Purpose: Thought irisin is recognized as a pivotal modulator for bone formation, its role in regulating skeletal response to exercise training remains unknown. Therefore, we aimed to determine the change of irisin in response to 8-week exercise training and its role in regulating the effects of exercise on bone loss in ovariectomized (Ovx) mice.

Methods: Forty 3-month old female C57BL/6 mic were randomly allocated into four groups: (1) Sham-operated (Sham); (2) ovariectomized; (3) Ovx plus 8-week downhill running exercise (Ex); (4) Ovx plus exercise and received twice weekly injection of cyclo RGDyk protein (a putative anti-irisin receptor agents) (ExRg).

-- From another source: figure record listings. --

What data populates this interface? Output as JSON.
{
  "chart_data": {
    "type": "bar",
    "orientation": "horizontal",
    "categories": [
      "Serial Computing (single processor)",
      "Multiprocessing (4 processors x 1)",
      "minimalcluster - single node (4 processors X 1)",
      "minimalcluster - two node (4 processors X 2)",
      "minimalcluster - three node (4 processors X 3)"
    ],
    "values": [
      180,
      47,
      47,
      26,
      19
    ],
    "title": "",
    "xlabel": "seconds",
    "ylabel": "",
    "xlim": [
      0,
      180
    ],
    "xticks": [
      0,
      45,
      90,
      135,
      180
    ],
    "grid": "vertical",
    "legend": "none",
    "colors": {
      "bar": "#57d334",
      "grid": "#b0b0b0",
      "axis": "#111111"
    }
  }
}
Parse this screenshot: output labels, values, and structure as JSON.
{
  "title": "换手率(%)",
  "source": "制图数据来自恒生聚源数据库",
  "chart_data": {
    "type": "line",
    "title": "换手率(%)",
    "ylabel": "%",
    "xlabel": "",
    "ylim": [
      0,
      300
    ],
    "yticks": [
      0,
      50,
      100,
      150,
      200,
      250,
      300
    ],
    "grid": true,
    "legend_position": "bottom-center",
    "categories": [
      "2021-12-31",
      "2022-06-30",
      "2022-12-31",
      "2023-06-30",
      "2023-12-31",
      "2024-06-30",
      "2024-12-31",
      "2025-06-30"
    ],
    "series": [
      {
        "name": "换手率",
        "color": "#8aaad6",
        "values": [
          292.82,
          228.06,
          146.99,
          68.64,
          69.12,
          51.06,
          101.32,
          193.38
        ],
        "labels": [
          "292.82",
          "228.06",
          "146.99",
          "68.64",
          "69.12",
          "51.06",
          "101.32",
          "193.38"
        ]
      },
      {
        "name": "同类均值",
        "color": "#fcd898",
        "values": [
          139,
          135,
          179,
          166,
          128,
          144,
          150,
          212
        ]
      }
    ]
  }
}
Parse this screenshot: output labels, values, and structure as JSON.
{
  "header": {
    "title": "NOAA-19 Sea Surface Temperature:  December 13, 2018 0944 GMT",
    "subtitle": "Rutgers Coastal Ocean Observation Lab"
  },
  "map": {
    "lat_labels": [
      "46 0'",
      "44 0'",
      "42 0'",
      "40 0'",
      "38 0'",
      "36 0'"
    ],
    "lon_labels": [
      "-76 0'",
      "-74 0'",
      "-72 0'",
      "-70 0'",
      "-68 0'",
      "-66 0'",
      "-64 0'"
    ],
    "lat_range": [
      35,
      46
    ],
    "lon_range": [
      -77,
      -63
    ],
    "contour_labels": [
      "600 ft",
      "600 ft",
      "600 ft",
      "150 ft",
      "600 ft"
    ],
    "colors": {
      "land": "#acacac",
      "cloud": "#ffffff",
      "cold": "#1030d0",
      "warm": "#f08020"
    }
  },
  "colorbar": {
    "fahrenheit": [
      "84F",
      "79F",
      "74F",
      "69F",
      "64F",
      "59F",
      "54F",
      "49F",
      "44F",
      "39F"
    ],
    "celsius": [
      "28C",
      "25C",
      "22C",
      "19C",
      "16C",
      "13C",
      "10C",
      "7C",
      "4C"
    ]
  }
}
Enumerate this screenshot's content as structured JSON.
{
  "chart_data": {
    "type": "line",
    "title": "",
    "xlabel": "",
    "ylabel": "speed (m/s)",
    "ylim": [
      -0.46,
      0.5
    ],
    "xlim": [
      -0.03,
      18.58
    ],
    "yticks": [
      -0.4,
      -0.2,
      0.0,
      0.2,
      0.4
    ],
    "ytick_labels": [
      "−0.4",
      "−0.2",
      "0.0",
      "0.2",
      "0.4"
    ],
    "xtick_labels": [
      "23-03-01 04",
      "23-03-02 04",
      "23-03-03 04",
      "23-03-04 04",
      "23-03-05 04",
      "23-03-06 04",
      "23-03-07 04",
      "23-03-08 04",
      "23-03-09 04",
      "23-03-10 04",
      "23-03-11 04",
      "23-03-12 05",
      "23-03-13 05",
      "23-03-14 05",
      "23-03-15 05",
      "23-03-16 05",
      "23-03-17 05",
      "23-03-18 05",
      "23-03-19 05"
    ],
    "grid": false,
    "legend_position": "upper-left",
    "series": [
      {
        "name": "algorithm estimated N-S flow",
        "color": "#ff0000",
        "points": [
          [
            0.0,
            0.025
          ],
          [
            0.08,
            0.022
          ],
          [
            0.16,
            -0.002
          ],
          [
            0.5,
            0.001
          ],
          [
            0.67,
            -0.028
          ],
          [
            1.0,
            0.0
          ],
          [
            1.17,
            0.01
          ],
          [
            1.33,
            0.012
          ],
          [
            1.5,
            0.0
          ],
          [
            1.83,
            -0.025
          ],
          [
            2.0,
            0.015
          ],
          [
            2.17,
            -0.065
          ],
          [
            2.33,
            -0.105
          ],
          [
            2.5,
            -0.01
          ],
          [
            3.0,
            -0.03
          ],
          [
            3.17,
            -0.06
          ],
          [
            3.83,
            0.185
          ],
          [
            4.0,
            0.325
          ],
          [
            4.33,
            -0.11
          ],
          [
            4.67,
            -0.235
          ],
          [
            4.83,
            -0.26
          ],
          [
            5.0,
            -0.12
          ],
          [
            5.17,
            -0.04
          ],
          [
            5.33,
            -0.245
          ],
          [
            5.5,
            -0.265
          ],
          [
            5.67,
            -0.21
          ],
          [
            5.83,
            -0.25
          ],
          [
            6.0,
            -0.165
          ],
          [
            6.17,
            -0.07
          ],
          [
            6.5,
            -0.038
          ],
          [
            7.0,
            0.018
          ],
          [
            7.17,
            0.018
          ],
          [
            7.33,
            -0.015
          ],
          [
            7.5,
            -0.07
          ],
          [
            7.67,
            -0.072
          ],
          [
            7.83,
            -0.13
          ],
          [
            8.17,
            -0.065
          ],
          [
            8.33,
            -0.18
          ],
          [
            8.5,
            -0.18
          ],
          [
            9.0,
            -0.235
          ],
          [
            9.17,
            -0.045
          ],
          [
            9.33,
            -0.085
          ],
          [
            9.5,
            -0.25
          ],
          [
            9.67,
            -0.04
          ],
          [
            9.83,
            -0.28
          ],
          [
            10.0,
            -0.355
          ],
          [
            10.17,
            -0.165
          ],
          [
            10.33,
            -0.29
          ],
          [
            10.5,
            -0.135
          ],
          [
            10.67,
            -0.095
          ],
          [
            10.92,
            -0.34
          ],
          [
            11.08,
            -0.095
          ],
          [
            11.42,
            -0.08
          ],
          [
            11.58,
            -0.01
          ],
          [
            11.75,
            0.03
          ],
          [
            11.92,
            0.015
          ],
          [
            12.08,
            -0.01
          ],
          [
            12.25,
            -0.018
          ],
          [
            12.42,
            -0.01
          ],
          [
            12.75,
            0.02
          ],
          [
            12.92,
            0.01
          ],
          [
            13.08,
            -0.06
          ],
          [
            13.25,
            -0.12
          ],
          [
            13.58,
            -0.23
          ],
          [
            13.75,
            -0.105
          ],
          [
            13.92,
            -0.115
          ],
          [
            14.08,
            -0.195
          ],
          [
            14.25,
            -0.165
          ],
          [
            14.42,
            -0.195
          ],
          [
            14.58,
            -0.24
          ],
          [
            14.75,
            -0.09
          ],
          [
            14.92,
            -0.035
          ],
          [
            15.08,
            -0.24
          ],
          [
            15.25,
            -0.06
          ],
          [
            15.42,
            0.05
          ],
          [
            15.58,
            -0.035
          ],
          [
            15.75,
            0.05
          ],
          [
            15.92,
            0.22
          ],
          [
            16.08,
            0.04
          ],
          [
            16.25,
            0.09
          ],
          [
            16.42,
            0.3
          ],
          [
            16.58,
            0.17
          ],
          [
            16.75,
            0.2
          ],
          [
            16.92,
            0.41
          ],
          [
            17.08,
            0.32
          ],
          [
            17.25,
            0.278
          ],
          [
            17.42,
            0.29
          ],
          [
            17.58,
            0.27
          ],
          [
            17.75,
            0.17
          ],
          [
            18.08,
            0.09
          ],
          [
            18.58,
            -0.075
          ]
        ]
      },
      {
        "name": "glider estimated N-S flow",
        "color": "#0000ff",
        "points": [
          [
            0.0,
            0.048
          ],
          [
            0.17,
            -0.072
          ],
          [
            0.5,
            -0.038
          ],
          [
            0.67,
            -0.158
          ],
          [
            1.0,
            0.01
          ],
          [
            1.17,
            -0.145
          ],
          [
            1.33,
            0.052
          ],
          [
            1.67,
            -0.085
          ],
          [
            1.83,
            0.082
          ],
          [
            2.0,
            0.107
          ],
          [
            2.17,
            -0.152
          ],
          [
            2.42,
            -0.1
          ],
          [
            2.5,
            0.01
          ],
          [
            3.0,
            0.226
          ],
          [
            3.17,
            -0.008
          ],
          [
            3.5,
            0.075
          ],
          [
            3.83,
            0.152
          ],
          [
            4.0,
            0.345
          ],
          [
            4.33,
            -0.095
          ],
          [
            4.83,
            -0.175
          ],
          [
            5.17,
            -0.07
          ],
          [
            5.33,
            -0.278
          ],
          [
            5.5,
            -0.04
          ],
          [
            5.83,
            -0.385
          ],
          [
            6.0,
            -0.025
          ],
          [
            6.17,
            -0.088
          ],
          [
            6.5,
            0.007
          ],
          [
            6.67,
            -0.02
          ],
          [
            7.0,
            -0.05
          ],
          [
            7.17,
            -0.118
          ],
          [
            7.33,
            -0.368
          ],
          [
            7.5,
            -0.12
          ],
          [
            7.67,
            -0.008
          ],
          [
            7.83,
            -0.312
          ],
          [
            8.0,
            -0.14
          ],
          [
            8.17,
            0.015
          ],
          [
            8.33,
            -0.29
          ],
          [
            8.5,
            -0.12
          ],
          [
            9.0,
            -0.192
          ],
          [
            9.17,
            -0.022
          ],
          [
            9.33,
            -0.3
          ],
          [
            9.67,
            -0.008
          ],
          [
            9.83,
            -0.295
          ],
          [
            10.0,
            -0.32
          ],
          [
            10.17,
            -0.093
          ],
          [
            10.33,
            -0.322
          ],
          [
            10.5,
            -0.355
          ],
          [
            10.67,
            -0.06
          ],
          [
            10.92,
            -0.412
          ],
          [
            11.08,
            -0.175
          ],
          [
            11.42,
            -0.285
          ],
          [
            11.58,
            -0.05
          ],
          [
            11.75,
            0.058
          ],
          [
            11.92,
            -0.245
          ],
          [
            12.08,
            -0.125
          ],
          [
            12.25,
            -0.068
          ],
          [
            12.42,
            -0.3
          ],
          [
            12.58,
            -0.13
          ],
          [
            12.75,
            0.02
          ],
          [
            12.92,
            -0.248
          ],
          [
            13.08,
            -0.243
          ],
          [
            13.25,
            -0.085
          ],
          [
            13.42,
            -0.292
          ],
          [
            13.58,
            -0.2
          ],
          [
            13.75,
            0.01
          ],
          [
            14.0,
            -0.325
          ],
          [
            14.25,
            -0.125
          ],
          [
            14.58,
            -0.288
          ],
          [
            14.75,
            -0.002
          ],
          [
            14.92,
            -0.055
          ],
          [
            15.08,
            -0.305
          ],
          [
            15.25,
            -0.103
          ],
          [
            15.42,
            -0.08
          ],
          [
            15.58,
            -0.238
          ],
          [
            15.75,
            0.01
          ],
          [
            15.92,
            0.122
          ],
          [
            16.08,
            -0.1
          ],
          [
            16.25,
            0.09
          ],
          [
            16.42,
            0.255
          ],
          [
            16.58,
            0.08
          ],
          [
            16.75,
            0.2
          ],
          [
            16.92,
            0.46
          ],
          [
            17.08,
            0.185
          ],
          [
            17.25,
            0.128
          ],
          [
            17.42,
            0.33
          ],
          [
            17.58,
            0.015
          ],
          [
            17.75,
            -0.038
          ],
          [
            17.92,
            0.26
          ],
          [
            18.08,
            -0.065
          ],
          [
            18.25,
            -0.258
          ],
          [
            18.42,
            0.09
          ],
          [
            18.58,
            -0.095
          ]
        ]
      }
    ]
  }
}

Results: Ex group showed enhanced cortical and trabecular volumetric bone mineral density (vBMD) (p < 0.05), improved bone microarchitecture, and increased intensity of alkaline phosphatase positive (ALP+) cells compared with Ovx group. However, cyclo RGDyk administration weakened the exercise-related improvement of vBMD, BV/TV, and ALP intensity in bone. Serum estradiol, irisin, and bone alkaline phosphatase were higher, whereas circulating tartrate-resistant acid phosphatase was lower in Ex group compared with Ovx group (p < 0.05). Exercise promoted mRNA expression of fibronectin type III domain-containing protein 5 (FNDC5), Akt and β-catenin, and enhanced protein levels of FNDC5, the ratio of phosphorylated Akt (p-Akt) to Akt, and β-catenin (p < 0.05). When irisin pathways were blocked with cyclo RGDyk, increment of Akt, p-Akt/Akt, and β-catenin in Ex mice were attenuated.

Conclusion: It is suggested that irisin plays a potential role in regulating skeletal response to exercise partly through its interaction with Akt/β-catenin pathways.